Certainement l’épicière.
— Il était quatre heures environ quand elle est passée devant le magasin. Tout semble confirmer qu’elle est restée plus d’une heure dans l’eau avant d’être repêchée.
Il releva la tête.
— Savez-vous comment on l’a trouvée ?
Je secouais la tête.
— Vous n’avez pas lu le journal ? Bien sûr… C’est un couple de chiffonniers qui pêche les épaves le long de la Garonne qui ont aperçu le corps pris dans les herbes du bord.
J’avais la bizarre impression d’être l’assassin de M me Leblanc. J’étudiais mentalement chaque mot qui s’échappait des lèvres un peu molles de l’inspecteur. Mon regard est tombé sur le bar et j’ai eu une inspiration.
— Un apéritif, inspecteur ?
Son regard terne s’est allumé. J’ai compris que j’avais misé juste, trouvé le défaut de la cuirasse. Je me suis activée pour distribuer les verres, sortir les bouteilles.

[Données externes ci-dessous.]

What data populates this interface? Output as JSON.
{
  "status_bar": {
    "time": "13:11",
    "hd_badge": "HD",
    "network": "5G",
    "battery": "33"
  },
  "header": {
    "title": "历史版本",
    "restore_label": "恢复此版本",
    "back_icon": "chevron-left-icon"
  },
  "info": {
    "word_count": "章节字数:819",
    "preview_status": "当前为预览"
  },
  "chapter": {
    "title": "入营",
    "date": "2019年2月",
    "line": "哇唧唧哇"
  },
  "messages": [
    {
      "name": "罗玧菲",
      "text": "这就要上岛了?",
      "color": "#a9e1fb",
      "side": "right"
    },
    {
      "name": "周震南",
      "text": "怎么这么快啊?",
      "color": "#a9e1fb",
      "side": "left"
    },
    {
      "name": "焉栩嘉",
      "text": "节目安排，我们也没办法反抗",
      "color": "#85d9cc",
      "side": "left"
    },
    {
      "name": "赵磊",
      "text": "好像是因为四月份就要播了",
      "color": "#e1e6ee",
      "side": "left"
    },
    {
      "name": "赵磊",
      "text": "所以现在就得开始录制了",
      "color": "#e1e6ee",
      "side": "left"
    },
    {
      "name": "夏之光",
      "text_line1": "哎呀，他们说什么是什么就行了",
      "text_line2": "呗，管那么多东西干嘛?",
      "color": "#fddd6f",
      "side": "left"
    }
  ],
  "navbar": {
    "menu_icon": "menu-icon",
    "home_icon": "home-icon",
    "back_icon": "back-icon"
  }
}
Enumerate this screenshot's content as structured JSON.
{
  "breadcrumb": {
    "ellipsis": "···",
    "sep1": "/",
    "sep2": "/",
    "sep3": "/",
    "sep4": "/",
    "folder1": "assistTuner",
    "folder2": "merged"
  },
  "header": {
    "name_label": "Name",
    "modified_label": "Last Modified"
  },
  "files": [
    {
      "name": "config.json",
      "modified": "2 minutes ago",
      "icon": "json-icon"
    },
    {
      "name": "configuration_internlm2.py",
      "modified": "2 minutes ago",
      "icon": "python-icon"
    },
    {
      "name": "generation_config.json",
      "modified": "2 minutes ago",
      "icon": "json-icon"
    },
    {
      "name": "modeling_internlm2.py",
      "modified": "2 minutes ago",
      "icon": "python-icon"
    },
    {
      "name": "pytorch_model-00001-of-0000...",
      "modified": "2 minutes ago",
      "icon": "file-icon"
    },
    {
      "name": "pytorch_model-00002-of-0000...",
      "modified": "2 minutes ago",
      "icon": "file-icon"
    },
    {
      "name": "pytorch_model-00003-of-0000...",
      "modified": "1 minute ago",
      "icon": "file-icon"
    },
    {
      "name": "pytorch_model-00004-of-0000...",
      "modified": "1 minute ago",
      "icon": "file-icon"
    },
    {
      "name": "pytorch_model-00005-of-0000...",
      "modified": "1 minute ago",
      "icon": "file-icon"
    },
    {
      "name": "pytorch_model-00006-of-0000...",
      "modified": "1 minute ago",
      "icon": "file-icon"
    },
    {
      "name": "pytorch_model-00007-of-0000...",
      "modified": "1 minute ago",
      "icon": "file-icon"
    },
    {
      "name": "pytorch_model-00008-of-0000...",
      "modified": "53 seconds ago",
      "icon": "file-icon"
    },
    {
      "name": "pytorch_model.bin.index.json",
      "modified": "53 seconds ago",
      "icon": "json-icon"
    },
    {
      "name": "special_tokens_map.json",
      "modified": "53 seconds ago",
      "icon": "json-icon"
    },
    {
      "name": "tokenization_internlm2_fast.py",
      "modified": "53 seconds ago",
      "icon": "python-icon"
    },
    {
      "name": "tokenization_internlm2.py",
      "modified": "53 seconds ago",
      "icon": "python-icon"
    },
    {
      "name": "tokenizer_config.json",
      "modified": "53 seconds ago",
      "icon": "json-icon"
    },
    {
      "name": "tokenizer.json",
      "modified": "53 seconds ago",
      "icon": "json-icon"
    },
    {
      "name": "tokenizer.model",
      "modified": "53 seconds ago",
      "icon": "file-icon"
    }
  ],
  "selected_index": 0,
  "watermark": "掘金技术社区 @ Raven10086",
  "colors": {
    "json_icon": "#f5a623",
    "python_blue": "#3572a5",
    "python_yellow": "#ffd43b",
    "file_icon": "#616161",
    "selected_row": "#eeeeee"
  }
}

— Un Cinzano ? Blanc, rouge, dry ?
— Dry.
Généreusement servi il huma son verre. J’ajoutai une bonne ration de vodka. Philippe, lui, se contenta d’une larme de ce vermouth. Campans licha rapidement son verre et accepta une deuxième tournée. Ses yeux brillaient, me sembla-t-il.
— J’espère qu’il n’y aura pas de complications à l’autopsie, fit-il entre deux gorgées… Ce serait étonnant. Si vous le permettez je vous apporterai moi-même le permis d’inhumer.
En même temps il louchait sur mes jambes et mes hanches. Philippe paraissait s’amuser et nous observait, profondément enfoncé dans son fauteuil. Il fallut une troisième tournée et une bonne demi-heure pour décider l’inspecteur à en finir. Il se dirigea vers la porte parlant de choses et d’autres, ayant certainement oublié qu’il y avait un deuil dans la maison.
Midi sonnait quand il s’éloigna dans la rue. Philippe riait sans bruit.